The AI tool may have missed some inquiries about medication side effects in its analysis, the researchers said, because some conversations about side effects may not have been recorded in patients’ electronic medical records, and some patients received specialty care — such as with a psychiatrist — that was not tracked in the medical records used in this study. The AI tool also misclassified a few physician notes on side effects of prescriptions for other conditions, such as acne medication.
Guiding the AI
As scientists build more AI tools for medical research, they need to consider what the tools do well and what they do poorly, Bannett said. Some tasks, such as sorting through thousands of medical records, are ideal for an appropriately trained AI tool.
Others, such as understanding the ethical pitfalls of the medical landscape, will require careful human thought, he said. An editorial that Bannett and colleagues recently published in Hospital Pediatrics explains some of the potential problems and how they might be addressed.

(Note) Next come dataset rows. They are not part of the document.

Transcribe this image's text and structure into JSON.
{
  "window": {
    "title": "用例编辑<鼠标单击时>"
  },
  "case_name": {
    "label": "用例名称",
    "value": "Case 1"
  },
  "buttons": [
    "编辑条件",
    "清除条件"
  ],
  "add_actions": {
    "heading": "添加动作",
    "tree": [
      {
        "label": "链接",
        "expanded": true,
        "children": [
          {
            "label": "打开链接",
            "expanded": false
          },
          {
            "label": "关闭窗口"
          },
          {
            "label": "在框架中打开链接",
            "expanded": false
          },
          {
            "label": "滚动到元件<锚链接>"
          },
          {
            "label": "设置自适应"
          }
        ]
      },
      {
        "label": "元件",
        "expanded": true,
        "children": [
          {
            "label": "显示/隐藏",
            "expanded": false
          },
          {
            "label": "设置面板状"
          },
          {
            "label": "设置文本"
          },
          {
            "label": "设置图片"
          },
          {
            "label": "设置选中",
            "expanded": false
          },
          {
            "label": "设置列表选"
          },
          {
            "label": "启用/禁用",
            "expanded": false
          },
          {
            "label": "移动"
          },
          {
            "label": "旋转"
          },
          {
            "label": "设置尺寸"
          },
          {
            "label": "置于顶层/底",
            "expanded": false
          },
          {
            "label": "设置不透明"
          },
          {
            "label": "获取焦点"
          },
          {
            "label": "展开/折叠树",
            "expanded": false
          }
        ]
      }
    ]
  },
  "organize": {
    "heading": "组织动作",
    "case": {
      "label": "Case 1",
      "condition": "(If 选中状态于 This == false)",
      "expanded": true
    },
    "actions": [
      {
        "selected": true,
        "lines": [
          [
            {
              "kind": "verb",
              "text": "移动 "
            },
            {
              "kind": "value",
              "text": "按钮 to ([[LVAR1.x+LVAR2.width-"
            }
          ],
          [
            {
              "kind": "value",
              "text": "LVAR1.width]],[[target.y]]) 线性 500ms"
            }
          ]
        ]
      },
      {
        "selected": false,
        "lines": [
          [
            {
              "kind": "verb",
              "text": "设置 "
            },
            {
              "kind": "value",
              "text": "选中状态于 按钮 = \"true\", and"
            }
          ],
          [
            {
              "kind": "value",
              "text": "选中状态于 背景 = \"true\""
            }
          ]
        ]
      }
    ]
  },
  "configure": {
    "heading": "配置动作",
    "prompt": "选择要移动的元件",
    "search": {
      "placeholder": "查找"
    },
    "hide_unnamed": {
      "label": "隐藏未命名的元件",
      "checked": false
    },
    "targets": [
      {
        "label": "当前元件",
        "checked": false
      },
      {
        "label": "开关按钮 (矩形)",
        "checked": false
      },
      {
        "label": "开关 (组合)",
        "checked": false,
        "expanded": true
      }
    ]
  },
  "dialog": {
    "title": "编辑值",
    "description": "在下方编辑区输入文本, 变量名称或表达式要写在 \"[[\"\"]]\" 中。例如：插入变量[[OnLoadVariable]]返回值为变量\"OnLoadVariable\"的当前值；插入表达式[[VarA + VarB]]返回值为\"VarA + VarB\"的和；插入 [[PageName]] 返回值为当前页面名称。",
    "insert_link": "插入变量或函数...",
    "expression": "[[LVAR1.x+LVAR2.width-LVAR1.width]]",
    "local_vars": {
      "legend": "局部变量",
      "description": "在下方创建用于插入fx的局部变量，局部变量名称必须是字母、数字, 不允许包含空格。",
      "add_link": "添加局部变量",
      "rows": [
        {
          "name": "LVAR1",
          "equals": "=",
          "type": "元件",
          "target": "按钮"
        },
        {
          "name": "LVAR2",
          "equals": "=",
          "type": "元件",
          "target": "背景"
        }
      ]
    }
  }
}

“These AI models are trained on existing health care data, and we know from many studies over the years that there are disparities in health care,” Bannett said. Researchers need to think through how to mitigate such biases both as they build AI tools and when they put them to work, he said, adding that with the right cautions in place, he is excited about the potential of AI to help doctors do their jobs better.
“Each patient has their own experience, and the clinician has their knowledge base, but with AI, I can put at your fingertips the knowledge from large populations,” he said. For instance, AI might eventually help doctors predict based on a patient’s age, race or ethnicity, genetic profile, and combination of diagnoses whether the individual is likely to have a bad side effect from a specific drug, he said. “That can help doctors make personalized decisions about medical management.”
The research was supported by the Stanford Maternal and Child Health Research Institute and the National Institute of Mental Health (grant K23MH128455).